If Ho Chi Minh’s Communist orientation mattered significantly in any major world capital in this early period, it was in Washington. Soviet-American relations had deteriorated sharply in 1946 and early 1947, as Moscow and Washington clashed over a range of issues: over European reconstruction, over the division of Germany, over Iran, and over the civil war in Greece. By spring 1947, Soviet hostility was a staple of both American policy documents and much journalistic reporting. Equally important in historical terms was the fact that, by then, there was no mistaking the growing salience of apocalyptic anti-Communism in American political discourse. French leaders, always keen to find favor in Washington, shifted their public diplomacy on Indochina in response to this emerging US-Soviet confrontation and this changing American mood. In Vietnam, Admiral Thierry d’Argenlieu, the French high commissioner, early in the year moved what was then still a localized and strictly Franco-Vietnamese conflict to the highest international level, that of East versus West. He insisted before all comers that Ho and the Vietminh were mere pawns in Stalin’s struggle for world supremacy, and that Indochina was where the West must make a stand. 384
That basic message, articulated also by other French officials - including some who didn’t believe in it, who thought anti-Communism would be a useless weapon against a nationalist uprising - found a receptive audience in
Washington. Despite the fact that the State Department found no evidence of mass popular support for Communism within Vietnam, and further that it was not ideology but a desire for independence and a hatred of the French that drove the unrest, the principals in US decisionmaking proceeded on the basis of worst-case assumptions. Losing Indochina to Communism, senior planners worried, could upset the strategic balance in Southeast Asia, particularly if, as these officials anticipated, other countries in the area were to succumb as well. It would also harm the economic recovery of Japan and other key allies, who were dependent on maintaining commercial ties with the primary producing areas of Southeast Asia.

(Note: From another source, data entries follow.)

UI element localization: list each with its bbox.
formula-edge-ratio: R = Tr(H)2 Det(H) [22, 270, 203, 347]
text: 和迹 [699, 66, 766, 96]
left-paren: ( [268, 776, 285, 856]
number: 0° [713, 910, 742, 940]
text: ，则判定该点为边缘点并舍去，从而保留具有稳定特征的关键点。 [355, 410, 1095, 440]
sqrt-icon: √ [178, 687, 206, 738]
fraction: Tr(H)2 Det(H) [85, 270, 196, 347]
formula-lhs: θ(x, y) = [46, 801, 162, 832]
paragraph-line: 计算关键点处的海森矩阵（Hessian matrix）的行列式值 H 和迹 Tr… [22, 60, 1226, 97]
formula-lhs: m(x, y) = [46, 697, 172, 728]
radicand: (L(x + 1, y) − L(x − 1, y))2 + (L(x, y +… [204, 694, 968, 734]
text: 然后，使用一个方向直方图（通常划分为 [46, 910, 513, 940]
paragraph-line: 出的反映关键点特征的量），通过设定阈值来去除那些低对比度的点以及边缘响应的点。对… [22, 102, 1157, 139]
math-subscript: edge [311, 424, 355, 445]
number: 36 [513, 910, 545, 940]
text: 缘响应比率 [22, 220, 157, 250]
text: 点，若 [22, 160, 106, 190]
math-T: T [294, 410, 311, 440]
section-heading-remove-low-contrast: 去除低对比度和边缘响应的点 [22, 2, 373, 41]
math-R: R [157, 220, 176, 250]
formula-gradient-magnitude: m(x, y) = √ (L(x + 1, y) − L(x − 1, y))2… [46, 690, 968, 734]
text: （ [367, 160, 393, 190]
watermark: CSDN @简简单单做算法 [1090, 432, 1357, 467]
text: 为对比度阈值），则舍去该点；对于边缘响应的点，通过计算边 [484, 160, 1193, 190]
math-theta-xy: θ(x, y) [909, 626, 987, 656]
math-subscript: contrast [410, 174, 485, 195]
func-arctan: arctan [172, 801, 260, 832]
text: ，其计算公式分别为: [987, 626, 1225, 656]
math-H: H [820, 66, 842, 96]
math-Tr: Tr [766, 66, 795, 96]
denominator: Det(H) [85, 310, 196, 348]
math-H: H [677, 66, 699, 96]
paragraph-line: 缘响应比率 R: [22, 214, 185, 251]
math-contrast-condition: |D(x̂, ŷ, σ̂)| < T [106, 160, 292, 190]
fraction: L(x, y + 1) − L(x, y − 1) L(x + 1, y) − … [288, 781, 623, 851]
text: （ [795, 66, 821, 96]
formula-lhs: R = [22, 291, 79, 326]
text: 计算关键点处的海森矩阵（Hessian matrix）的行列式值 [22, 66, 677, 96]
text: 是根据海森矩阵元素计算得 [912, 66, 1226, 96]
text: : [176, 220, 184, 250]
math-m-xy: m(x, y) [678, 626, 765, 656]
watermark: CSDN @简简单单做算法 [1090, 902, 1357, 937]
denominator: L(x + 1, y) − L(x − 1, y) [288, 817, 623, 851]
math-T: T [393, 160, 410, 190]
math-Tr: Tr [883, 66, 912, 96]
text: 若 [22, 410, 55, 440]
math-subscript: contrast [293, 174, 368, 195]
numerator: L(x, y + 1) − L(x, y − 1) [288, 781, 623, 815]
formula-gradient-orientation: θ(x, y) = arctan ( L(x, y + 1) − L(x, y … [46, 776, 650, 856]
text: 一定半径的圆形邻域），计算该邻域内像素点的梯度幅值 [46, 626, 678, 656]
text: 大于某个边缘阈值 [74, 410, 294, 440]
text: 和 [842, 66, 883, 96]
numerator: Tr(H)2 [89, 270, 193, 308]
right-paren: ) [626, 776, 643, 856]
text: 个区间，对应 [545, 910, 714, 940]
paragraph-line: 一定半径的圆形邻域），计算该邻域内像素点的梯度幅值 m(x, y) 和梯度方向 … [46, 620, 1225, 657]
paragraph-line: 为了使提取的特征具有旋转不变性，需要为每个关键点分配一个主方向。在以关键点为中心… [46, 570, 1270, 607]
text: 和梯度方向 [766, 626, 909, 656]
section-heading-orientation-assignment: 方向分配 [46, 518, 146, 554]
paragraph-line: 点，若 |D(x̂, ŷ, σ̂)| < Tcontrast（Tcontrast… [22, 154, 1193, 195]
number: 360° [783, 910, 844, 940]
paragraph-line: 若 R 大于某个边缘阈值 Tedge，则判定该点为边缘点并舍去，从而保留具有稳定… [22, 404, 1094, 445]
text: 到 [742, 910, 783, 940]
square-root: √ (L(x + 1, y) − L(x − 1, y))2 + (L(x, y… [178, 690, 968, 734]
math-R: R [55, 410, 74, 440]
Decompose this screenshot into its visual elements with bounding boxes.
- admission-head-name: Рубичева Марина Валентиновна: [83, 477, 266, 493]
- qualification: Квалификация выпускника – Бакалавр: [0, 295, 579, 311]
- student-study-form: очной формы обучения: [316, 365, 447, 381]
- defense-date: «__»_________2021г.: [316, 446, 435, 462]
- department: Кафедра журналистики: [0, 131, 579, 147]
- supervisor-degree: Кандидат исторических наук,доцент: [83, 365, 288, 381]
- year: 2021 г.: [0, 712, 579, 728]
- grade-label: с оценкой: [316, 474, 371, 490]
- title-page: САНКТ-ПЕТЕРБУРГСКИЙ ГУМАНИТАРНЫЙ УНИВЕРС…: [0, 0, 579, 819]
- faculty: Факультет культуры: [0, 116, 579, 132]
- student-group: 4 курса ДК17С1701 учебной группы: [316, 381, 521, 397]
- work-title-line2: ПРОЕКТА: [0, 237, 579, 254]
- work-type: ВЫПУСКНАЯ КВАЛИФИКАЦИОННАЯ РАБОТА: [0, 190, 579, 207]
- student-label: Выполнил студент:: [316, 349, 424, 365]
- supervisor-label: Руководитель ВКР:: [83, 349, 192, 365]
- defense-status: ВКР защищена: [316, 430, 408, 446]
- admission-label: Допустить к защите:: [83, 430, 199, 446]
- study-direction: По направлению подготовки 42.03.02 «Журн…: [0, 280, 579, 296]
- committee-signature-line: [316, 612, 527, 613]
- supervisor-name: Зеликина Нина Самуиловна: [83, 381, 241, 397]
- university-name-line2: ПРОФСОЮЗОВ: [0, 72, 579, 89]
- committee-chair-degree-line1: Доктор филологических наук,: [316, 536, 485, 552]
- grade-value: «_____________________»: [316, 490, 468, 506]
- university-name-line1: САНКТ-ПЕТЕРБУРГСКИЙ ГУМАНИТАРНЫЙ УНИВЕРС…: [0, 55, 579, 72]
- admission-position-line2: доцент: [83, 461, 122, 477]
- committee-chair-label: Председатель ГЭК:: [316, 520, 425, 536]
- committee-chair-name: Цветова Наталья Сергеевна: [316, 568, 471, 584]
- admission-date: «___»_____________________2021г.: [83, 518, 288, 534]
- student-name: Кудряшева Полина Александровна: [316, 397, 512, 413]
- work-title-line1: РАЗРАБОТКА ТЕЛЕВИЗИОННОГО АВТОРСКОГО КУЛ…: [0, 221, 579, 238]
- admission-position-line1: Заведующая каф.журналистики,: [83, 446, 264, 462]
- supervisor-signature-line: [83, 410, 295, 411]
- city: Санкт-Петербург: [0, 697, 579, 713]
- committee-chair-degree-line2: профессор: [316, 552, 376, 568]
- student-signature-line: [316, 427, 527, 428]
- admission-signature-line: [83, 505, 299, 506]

American strategists also feared the effects in France itself of a French defeat in Indochina. Might a loss cause Western-oriented moderates to lose their grip on power in Paris and enhance the prestige of the Soviet-supported French Communist Party (FCP), maybe even bring that party to power? The thought made US officials shudder, and made them reluctant to quibble with Paris over its pursuit of a military solution. True, these men acknowledged, Stalin showed only modest interest in fomenting revolution in France and, indeed, kept the FCP at arm’s length, but this was only because he sought to avoid an international crisis while the future of Germany remained an open question; once that issue was resolved, he would surely turn his focus to France.
Yet senior officials were loath to simply throw US support behind the French war effort. It was too much a colonial affair. Harry Truman’s team ruled out direct assistance to the military campaign and told Paris planners that any attempt to retake Vietnam by force of arms would be wrongheaded. At the same time, the administration knew full well that a sizable chunk of the unrestricted US economic assistance to France ($1.9 billion between July 1945 and July 1948) was being used to pay war costs. In this way, though American leaders declared themselves to be neutral in the conflict, theirs was a neutrality that tilted toward the European ally. French messages were always answered, while those from Ho Chi Minh - who had modeled his declaration of independence on the American version of 1776, and several times in 1945-46 pleaded for US help - were ignored.
And so, the Vietminh fought alone, largely isolated in non-Asian world opinion. The French had a massive superiority in weapons and could take and hold any area they really wanted. But they were fighting far fTom home and could never deploy sufficient numbers of troops to secure effective control. The war quickly reached a stalemate. The French dominated the cities and towns but were unable to extend their control to the villages and countryside, where most Vietnamese lived and where the Vietminh had broad popular support. It soon became clear that the French would have difficulty achieving victory by conventional military means. Far-reaching political concessions to a Vietnamese government - involving the transfer of genuine executive and legislative authority - would be essential to achieving early pacification, yet successive French governments were unwilling to grant such concessions.
In June 1948, the French did go partway, facilitating the creation of the first central government for Vietnam in opposition to Ho Chi Minh’s DRV. Rightly seen by most Vietnamese as largely a French creation, it marshaled little national support. In March 1949, the French struck another deal, this time with Bao Dai, the former Vietnam emperor who had abdicated in 1945. Under this deal, Vietnam was brought into the French Union without reference to the wishes ofHo Chi Minh. Real power, however, remained in French hands. The same was true in Laos and Cambodia, whose monarchs agreed in 1948 to bring their respective countries into the French Union. Together, the three formed the Associated States of Indochina (les Etats Associes de l’Indochine).